To a greater extent than any backer of proposals to establish a government-run "public option," the Wisconsin Democrat had wavered on whether to support a Senate bill that fails to establish competition for private insurers that will be enriched by "reform."
While Feingold called the compromise a "bitter pill," he said he would back a bill that expands access to coverage and care for millions of uninsured Americans. But the senator was having none of the back-patting that some Democrats were engaging in as the middle-of-the-night cloture vote approached.
Instead, Feingold spoke openly about those who had undermined the cause of real reform. In so doing, he placed explicit blame for the weakness of the Senate bill where it belongs — with the Obama administration.
It is no secret that the White House abandoned efforts to pass a real reform measure weeks ago. Indeed, President Obama's December 6 speech to Democratic senators — in which he failed to express support either for a government-supported public option or expansion of Medicare — was seen by many of Capitol Hill as having strengthened the hand of Connecticut Senator Joe Lieberman, who demanded that measures designed to hold private insurers to account by stripped from the Senate bill.
While other Democratic senators have been cautious about stating the obvious, Feingold pulled no punches in his response to the watered-down legislation being advanced by Reid, with whom he has historically had very good relations.

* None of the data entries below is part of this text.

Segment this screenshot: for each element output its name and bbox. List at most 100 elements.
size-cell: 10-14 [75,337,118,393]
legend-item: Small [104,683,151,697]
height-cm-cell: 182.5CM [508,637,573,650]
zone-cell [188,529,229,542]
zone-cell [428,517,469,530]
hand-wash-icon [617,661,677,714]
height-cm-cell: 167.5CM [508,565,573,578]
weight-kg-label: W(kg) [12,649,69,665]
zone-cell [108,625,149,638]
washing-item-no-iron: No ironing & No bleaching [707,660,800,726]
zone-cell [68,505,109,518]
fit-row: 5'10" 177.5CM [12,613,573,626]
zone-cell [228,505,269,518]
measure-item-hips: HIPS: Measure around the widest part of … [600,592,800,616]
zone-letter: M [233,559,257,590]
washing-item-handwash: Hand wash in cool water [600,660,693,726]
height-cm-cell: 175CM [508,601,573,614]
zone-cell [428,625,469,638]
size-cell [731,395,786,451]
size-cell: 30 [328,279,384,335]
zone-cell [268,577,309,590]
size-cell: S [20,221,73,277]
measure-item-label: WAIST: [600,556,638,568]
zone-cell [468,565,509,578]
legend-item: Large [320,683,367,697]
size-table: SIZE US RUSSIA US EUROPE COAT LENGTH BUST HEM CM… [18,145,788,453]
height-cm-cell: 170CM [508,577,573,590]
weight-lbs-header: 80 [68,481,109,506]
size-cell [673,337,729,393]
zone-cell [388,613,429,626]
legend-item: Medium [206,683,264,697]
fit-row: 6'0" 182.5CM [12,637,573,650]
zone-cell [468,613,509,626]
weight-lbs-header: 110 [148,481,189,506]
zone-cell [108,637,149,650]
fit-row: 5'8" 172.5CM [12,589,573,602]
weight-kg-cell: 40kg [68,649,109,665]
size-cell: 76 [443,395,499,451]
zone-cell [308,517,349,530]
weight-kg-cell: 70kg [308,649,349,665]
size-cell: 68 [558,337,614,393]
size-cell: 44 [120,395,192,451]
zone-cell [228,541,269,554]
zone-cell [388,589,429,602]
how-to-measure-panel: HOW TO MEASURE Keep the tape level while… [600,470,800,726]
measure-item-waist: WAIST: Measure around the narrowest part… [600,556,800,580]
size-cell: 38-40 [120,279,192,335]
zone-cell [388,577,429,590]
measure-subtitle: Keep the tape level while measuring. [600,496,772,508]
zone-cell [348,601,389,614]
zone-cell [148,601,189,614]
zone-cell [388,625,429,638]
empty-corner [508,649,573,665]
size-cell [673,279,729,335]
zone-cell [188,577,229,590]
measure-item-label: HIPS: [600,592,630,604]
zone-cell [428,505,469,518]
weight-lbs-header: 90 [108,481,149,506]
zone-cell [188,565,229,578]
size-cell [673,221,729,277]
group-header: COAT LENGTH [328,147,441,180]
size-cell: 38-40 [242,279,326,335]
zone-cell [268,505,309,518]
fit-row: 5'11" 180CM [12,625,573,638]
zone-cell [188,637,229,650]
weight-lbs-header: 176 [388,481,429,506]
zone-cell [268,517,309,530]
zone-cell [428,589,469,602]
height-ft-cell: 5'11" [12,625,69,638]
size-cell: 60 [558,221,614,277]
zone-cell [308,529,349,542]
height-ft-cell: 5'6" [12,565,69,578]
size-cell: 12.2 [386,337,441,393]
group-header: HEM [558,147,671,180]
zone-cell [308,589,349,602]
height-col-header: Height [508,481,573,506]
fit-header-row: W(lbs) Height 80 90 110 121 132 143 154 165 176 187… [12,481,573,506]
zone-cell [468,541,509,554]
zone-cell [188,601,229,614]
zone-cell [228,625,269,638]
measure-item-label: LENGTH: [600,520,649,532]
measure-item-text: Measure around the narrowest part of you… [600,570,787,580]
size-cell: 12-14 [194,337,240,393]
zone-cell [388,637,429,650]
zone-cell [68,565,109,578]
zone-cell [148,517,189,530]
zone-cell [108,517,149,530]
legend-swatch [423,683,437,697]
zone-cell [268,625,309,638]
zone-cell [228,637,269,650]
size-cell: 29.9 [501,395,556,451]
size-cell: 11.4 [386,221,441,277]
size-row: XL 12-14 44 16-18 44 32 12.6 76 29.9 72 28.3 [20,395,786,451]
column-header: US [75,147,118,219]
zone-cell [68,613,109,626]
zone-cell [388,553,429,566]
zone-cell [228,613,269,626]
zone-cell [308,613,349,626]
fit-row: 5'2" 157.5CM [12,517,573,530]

"I've been fighting all year for a strong public option to compete with the insurance industry and bring health care spending down. I continued that fight during recent negotiations, and I refused to sign onto a deal to drop the public option from the Senate bill. Unfortunately, the lack of support from the administration made keeping the public option in the bill an uphill struggle," the senator said. "Removing the public option from the Senate bill is the wrong move, and eliminates $25 billion in savings. I will be urging members of the House and Senate who draft the final bill to make sure this essential provision is included."
Despite the the need for improvement, Feingold decided to back the compromised plan at least in part to move the process — which might yet improve the measure — forward.
"(While) the loss of the public option is a bitter pill to swallow, on balance, the bill still delivers meaningful reform, and the cost of inaction is simply too high," explained the senator. "This bill significantly expands coverage and helps protect Wisconsinites from high costs and insurance company abuses, such as denying or restricting coverage based on pre-existing conditions. The bill also improves a flawed Medicare formula that denies Wisconsin fair reimbursement rates, encourages the kind of low-cost, high-value care practiced in our state, increases access to home and community-based long-term care, and reduces federal budget deficits by $132 billion over the next decade."